After this appointment the phone calls began, they called daily asking for more appointments - both physical therapists and occupational therapists. Even after I explained that we wouldn't be having appointments during the holidays. They kept calling. Additionally, I was very clear that morning appointments are not scheduled, only afternoon. This was a surprise to every person that called. To be honest, my stress and anger with the constant barrage of calls was starting to affect me. So, when I got a call from the original physical therapist who wanted to come out that day and mentioned two appointments already scheduled with another therapist in the following week that I knew nothing about (who makes appointments this way?) I lost it... yeah, I won't repeat the whole conversation, but it was likely not my finest hour, however it felt really good. I'm pretty sure he's afraid of me now.
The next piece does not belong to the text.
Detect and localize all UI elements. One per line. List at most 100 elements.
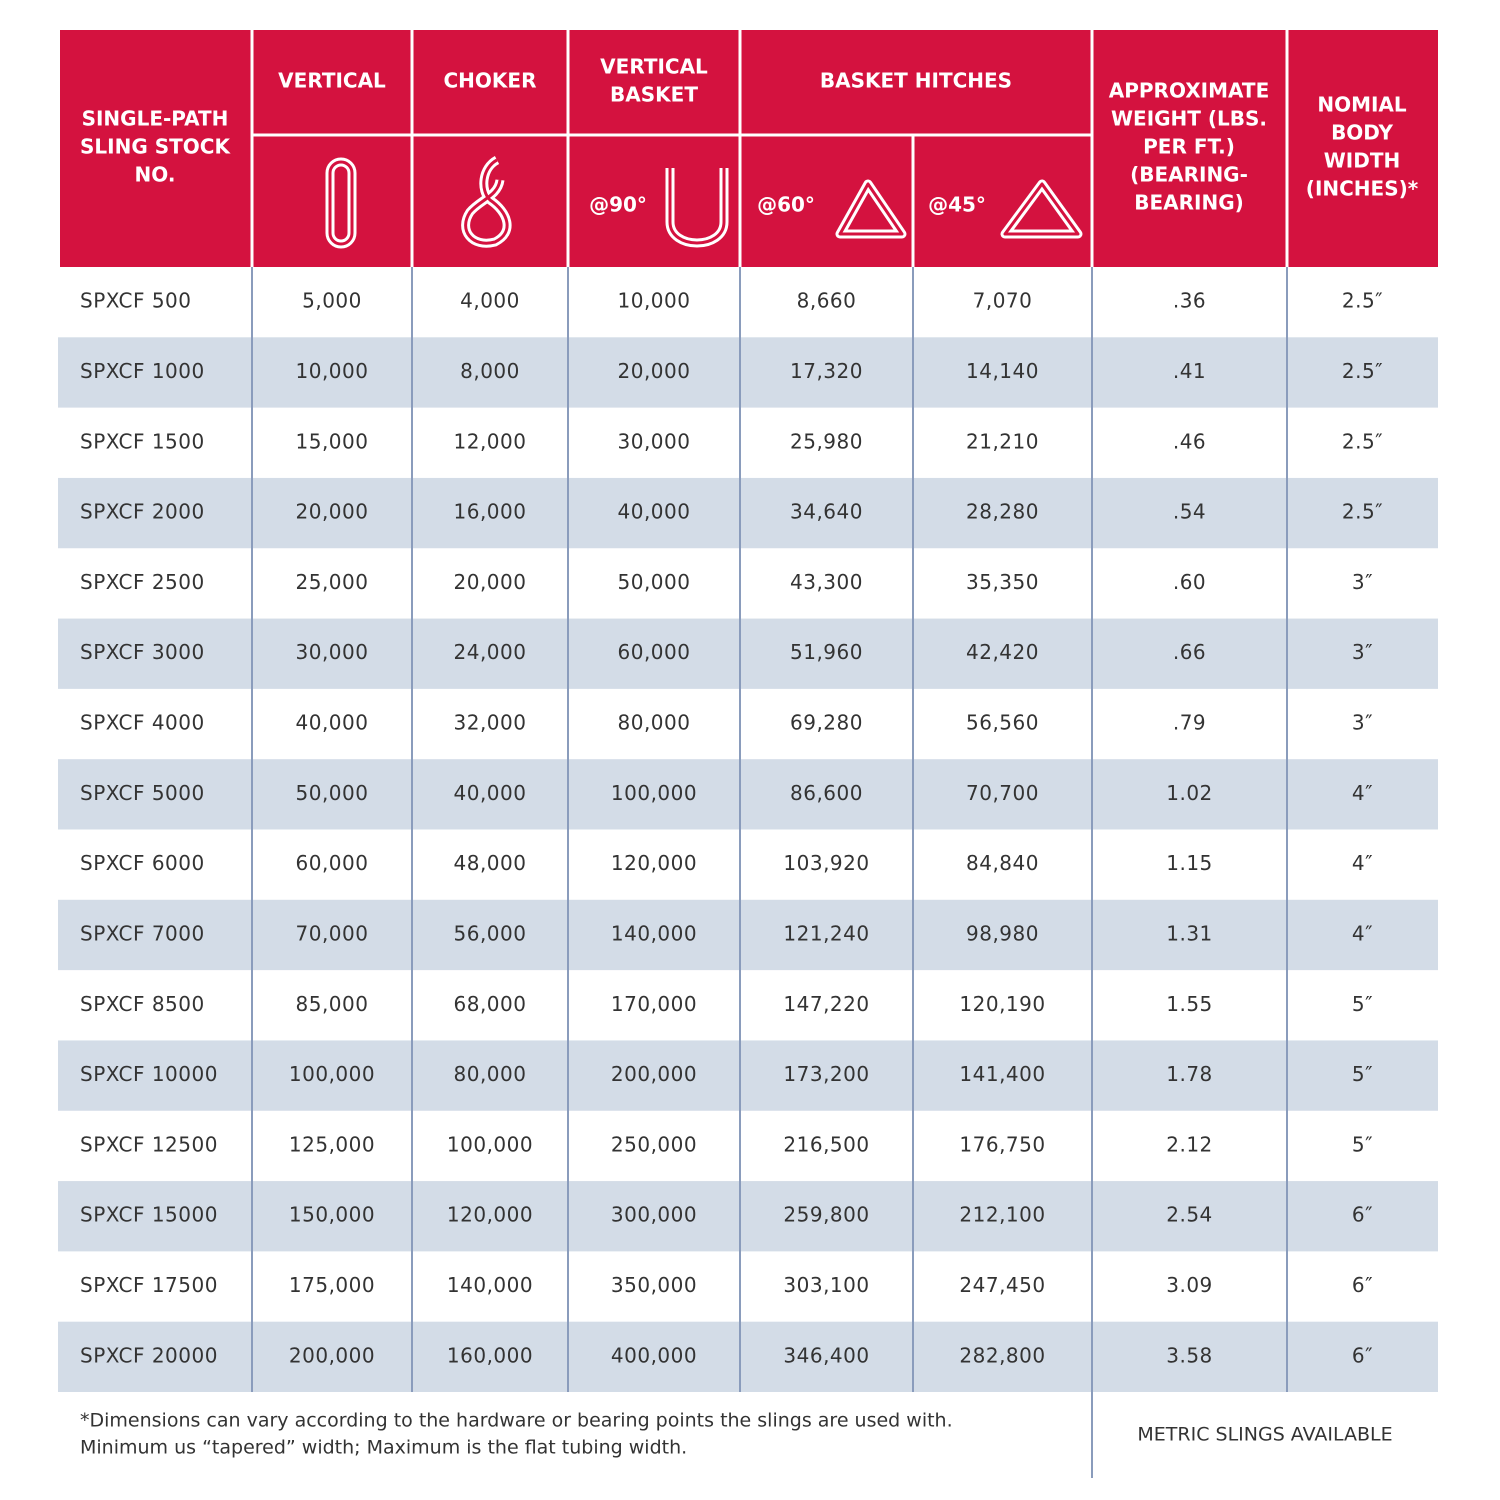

So here is my list of recommendations to physical therapists, occupational therapists and others that enter my door:
- Knowing a couple people with ALS does NOT make you an expert.
- Disease progression is unique to the individual - it starts in different locations, has different symptoms and progresses at different speeds.
- Don't assume to know - even at clinic with ALS experts, they ask the patient about their challenges.
- Listen to the patient and caregiver. I don't expect you to be an ALS expert, but I do expect you to listen.
- ALS does not impact intelligence, don't patronize the patient because his speech is slow.
- Be realistic in goal setting. An ALS patient is not going to run a marathon in the next few months.
- Energy for an ALS patient is limited; so although you need to assess their physical patterns - do so with the understanding that they will become exhausted quickly. Adapt your usual routine, watch for exhaustion levels and listen to the caregiver/patient.
- We try to schedule only one activity a day. Not because we're lazy, but because that's about as much as Patrick can do comfortably, this way he doesn't overexert himself. So, don't try to schedule multiple appointments in one day.
- Time - As with everyone our time is valuable. Calling the same day and expecting to get an appointment that day, even hours later is NOT ok. Yes, we still have a life outside ALS!
- Work with the ALS Clinic staff, they are experts and can help with questions, concerns and recommendations.
I hope all is well with you and yours! Happy Holidays!